In the latest statement, MEND said that it hoped that following the withdrawal of troops "government will go a step further by rebuilding the damaged homes or compensating those whose property was wantonly destroyed."
by Staff Writers
Lagos (AFP) Aug 14, 2009
Nigerian troops have left some of the Niger Delta oil communities they occupied last June following bloody clashes with militants, according to the region's main armed movement.

"We are happy to note that the military has vacated the Gbaramatu communities to allow the displaced people return home," the Movement for the Emancipation of the Niger Delta said in a statement late Thursday.

Dozens of soldiers and civilians died in June during the clashes between troops and the militants.

The withdrawal of troops from Gbaramatu, in southern Delta State, is one of MEND's key conditions for peace talks with the government.

"A compulsory prelude to talks is the withdrawal of the military Joint Task Forces from the Gbaramatu communities and the return of all the displaced persons back to their various homes," MEND had said in a statement last July 15 when it declared a 60-day ceasefire.

The ceasefire followed President Umaru Yar'Adua's declaration of an unconditional amnesty for all militants in the volatile region who laid down their arms.

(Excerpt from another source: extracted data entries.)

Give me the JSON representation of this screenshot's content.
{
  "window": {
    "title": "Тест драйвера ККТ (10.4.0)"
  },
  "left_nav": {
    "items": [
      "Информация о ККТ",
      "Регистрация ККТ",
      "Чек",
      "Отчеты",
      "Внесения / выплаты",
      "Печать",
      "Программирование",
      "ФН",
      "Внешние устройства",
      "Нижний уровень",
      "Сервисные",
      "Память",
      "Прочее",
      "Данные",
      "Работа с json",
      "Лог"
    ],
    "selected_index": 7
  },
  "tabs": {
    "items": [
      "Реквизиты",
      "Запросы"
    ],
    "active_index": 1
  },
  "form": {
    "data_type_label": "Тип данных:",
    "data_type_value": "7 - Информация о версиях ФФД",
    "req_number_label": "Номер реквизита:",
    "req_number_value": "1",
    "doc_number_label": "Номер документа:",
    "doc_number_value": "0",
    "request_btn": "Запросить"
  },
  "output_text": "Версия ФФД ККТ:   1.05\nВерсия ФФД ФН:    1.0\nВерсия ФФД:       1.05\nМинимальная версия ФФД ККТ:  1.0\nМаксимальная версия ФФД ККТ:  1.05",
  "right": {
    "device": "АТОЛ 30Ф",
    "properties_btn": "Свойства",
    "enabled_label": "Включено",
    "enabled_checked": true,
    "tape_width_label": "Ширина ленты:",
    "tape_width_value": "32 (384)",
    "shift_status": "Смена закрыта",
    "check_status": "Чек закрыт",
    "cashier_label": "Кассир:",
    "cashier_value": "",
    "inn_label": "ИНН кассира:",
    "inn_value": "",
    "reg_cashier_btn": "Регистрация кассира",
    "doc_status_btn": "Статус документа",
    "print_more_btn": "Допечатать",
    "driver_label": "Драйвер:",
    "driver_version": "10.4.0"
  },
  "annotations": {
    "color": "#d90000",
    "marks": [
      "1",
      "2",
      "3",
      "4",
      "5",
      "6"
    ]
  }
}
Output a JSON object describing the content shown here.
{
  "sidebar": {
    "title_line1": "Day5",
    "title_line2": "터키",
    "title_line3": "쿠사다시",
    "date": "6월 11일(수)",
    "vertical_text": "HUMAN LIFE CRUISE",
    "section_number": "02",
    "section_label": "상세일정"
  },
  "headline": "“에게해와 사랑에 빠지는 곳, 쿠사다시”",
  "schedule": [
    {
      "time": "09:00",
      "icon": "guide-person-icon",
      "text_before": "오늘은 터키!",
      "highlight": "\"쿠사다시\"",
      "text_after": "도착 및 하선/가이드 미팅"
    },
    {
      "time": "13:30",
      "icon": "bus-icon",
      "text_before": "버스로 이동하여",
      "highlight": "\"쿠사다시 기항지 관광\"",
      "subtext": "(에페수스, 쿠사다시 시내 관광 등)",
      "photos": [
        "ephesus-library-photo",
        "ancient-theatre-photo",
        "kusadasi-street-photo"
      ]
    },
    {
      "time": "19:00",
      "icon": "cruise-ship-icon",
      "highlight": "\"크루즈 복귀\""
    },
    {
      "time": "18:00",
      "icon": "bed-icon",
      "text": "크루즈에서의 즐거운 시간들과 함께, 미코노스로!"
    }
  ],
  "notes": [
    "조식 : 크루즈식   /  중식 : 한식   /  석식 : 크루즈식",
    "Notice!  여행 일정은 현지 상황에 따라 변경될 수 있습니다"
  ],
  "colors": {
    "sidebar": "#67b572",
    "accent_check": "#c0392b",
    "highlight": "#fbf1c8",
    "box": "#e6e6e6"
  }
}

The amnesty runs from August 6 to October 4.

In the latest statement, MEND said that it hoped that following the withdrawal of troops "government will go a step further by rebuilding the damaged homes or compensating those whose property was wantonly destroyed."

Before it declared the truce, the group said that it had launched an "oil war" against the government.

Violence in the southern region of the world's eight largest oil exporter has cut output by more than 30 percent over the past three-and-a-half years.

Apart from attacks on oil installations in the Niger Delta, hundreds of oil workers -- foreign and local -- have been kidnapped.

The rebels launched their offensive in the swamps and creeks of oil-rich southern Nigeria in 2006, demanding that local people get a fairer share of the oil wealth.